At the time computer technology was already a significant force around Stanford. The plan for the fair was to bring companies that sold primitive computer-assisted education systems into the fair as exhibitors. Brand met Doug Engelbart, the inventor of the computer mouse and a computing system that was the forerunner of the personal computer and the internet, and he was enlisted as a fair supporter.
But what began with great enthusiasm would collapse after a half year’s hard work. Brand ended up deeply resenting the Nixons’ approach, feeling that they were immersed in the criticism/self-criticism style of the Movement. Burned out by endless meetings that accomplished little, Raymond pulled the plug on the project.
The experience permanently soured Brand on the New Left. He decided that the idealism of the students was largely ineffective.
FINDING THE WHOLE EARTH
Brand continued to spend his time at the Portola Institute. He also continued to be a fount of ideas, some off the wall and one or two occasionally worth trying. In 1968, despite the failure of the Education Faire, Raymond gave Brand access to a garage hidden in the redwoods in the Santa Cruz mountains — part of an aging hippie crash pad known as Rancho Diablo set on 70 acres high above the Santa Clara Valley. Raymond had renamed it Ortega Park, with the idea of establishing an experimental laboratory to explore new ideas in teaching.
“What we’re trying to create here is a new administrative model,” Raymond told Gurney Norman, who co-authored a 1970 Esquire story on Brand, the Catalog and the Portola Institute, “a complete reversal of the success syndrome, a place to fail and feel good about it. That’s what education is all about, it grows on mistakes, without failure it just wouldn’t happen.”
Raymond’s faith in Brand, despite his string of failed projects, gave Brand the ability to take another chance. When Brand mentioned his idea of a wide-ranging catalog to Raymond, his mentor was quick to give him encouragement. With his then-wife, Lois Jennings, along with a young graphic artist and a typist, Brand moved into the garage at Ortega Park and quickly produced the first “Whole Earth Catalog.”

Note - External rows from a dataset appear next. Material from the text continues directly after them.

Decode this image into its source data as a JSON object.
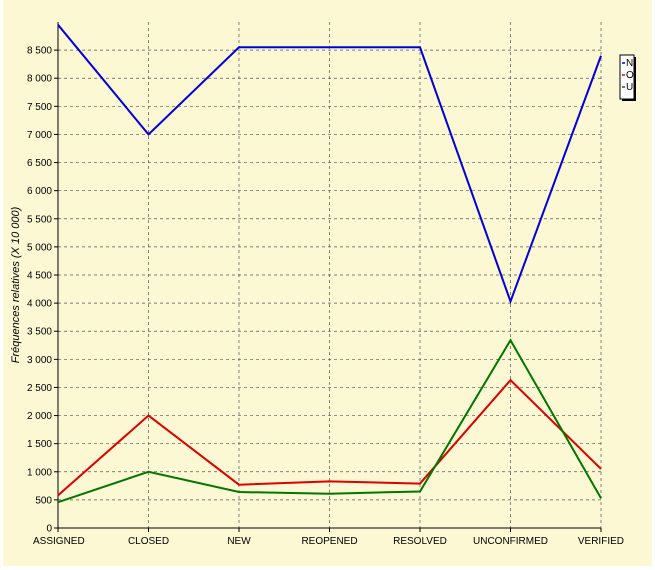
{
  "chart_data": {
    "type": "line",
    "title": "",
    "xlabel": "",
    "ylabel": "Fréquences relatives (X 10 000)",
    "ylim": [
      0,
      9000
    ],
    "yticks": [
      0,
      500,
      1000,
      1500,
      2000,
      2500,
      3000,
      3500,
      4000,
      4500,
      5000,
      5500,
      6000,
      6500,
      7000,
      7500,
      8000,
      8500
    ],
    "ytick_labels": [
      "0",
      "500",
      "1 000",
      "1 500",
      "2 000",
      "2 500",
      "3 000",
      "3 500",
      "4 000",
      "4 500",
      "5 000",
      "5 500",
      "6 000",
      "6 500",
      "7 000",
      "7 500",
      "8 000",
      "8 500"
    ],
    "grid": true,
    "legend_position": "top-right",
    "categories": [
      "ASSIGNED",
      "CLOSED",
      "NEW",
      "REOPENED",
      "RESOLVED",
      "UNCONFIRMED",
      "VERIFIED"
    ],
    "series": [
      {
        "name": "N",
        "color": "#0000dd",
        "values": [
          8950,
          7000,
          8550,
          8550,
          8550,
          4030,
          8400
        ]
      },
      {
        "name": "O",
        "color": "#dd0000",
        "values": [
          580,
          2000,
          770,
          830,
          790,
          2630,
          1050
        ]
      },
      {
        "name": "U",
        "color": "#007700",
        "values": [
          460,
          1000,
          640,
          610,
          650,
          3340,
          530
        ]
      }
    ]
  }
}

It was soon obvious that he had touched a nerve. Sales took off shortly after the first issue was published in 1968. The Catalog resonated with an entire generation. Millions of Americans were exploring more sustainable ways of living in the form of a brief but widespread back-to-the-land movement. Others were dabbling in everything from the human potential movement to psychedelic drugs, and the Catalog quickly became their bible.
For Art Kleiner, editor-in-chief of Strategy+Business, who as a young editor worked at CoEvolutionary Quarterly, a follow-on to the Catalog, Brand’s contribution was not just about “access to tools,” but also about instilling a deep faith in human progress. “It was the idea, ‘Let’s take this baby humanity out on the road and see what it will do,’” he says.
The “Whole Earth Catalog” went through several editions and supplements before sputtering out in the mid-‘70s. Today, at 79, Brand is still at it. His current project is Revive and Restore, an effort to spur the use of modern genetic engineering tools to help diversify the genomes of endangered species and thus increase their resilience in the face of climate change. It was, after all, the first sentence in the “Whole Earth Catalog”: “We are as Gods, and we might as well get good at it.”
And it wouldn’t have happened at all if Dick Raymond hadn’t given Stewart Brand permission to fail.